Multiscale Model Reveals Importance Of Cumulative Vascular Smooth Muscle Cell Responses In Aortic Hypercontractility

Diabetes more than doubles the risk of cardiovascular disease (CVD), and the chronic hyperglycemia leads to vascular maladaptations prior to the diagnostic threshold. While endothelium-independent vascular smooth muscle cell (VSMC) hypercontractility is well-established at the tissue-scale, the mechanical phenotype is inconsistently observed at the cell-scale. Our strategy consisted of experimental characterization at the tissue-scale via an isometric ring contraction assay of WT and OGT KO aortas, the latter an established chronic hyperglycemia model, from male mice and at the cell-scale via published cellular microbiaxial stretching data, coupled with the construction of a multiscale computational model. We hypothesize that the biochemical signaling changes due to increased blood glucose are sufficient to predict VSMC hypercontractility. The multiscale model operates off a biochemical signaling network that determines the activation and contraction of actin stress fibers.
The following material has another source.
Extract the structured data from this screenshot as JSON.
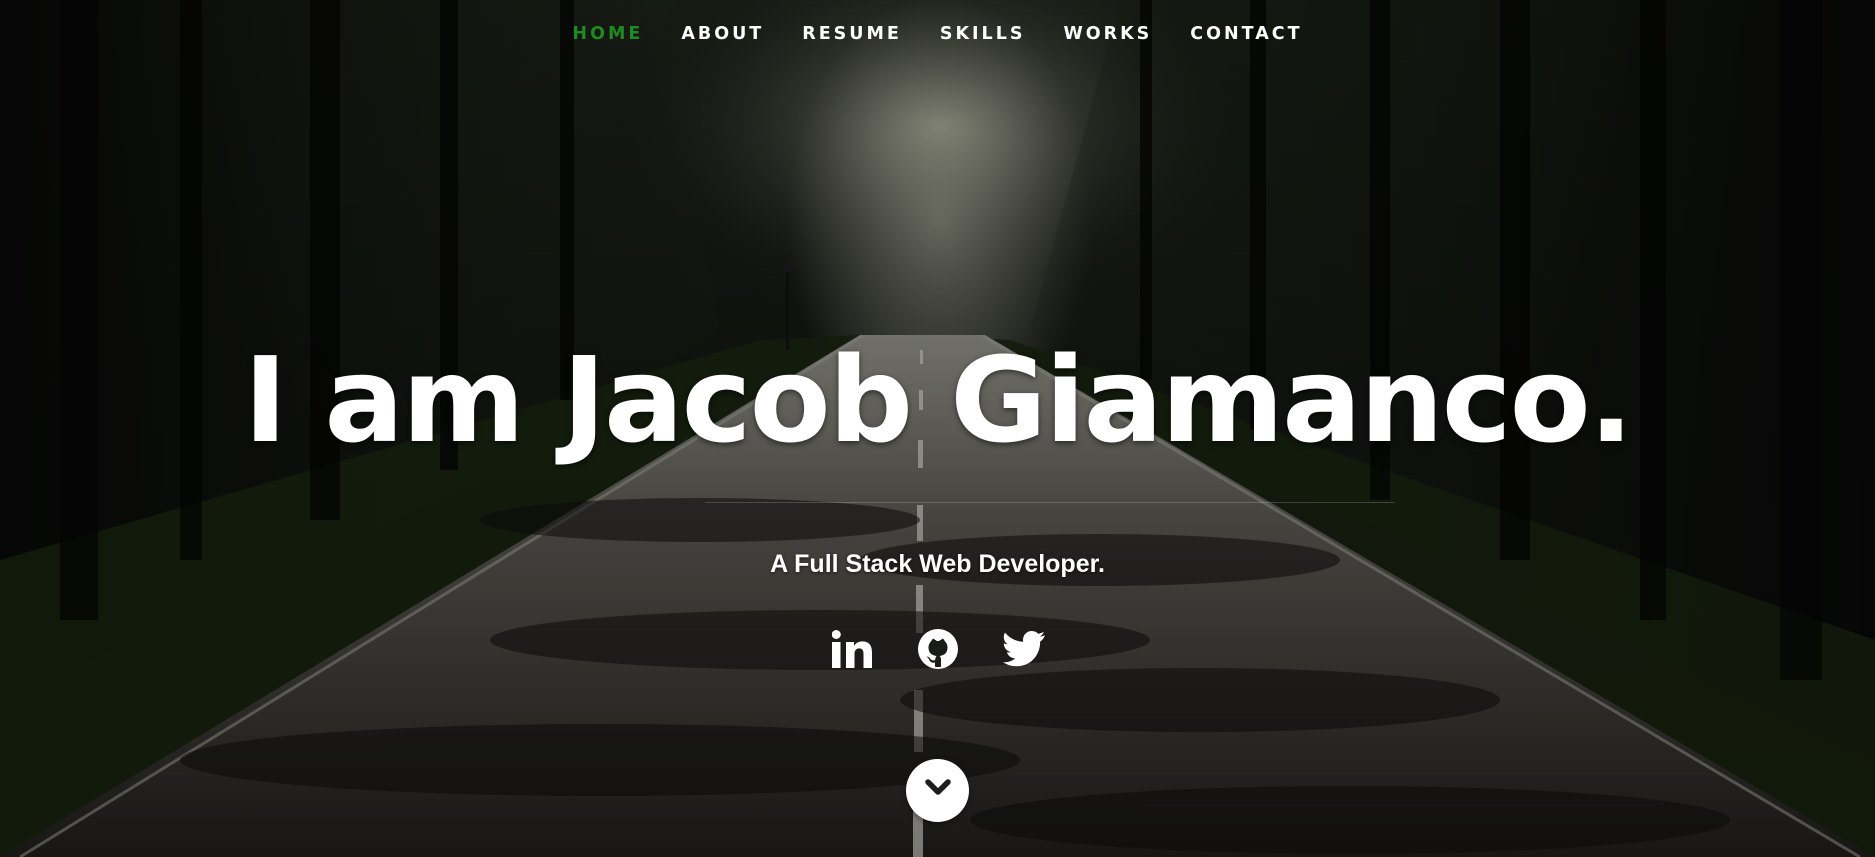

The stress fibers are connected in either 2D (cell-scale) or 3D (tissue-scale) cytoskeletal networks where for the tissue-scale, the cytoskeletal mechanics are fit to a macroscale constrained mixture model. The multiscale model correctly predicts the cell-scale euglycemic contractility, however the hyperglycemic condition is too subtle to be resolved at this scale. At the tissue-scale, the model correctly predicts both euglycemic and hyperglycemic active force generation. The model does not currently consider ECM alterations, so the changes in passive tissue mechanics cannot be predicted. The model predictions suggest that while the impetus of hyperglycemia-driven hypercontractility occurs at the cell-scale, these small-scale changes must be amplified across length scales to be experimentally-observable. These results demonstrate the power of the multiscale model to connect cell- and tissue-scale vascular mechanical phenotypes due to chronic hyperglycemia.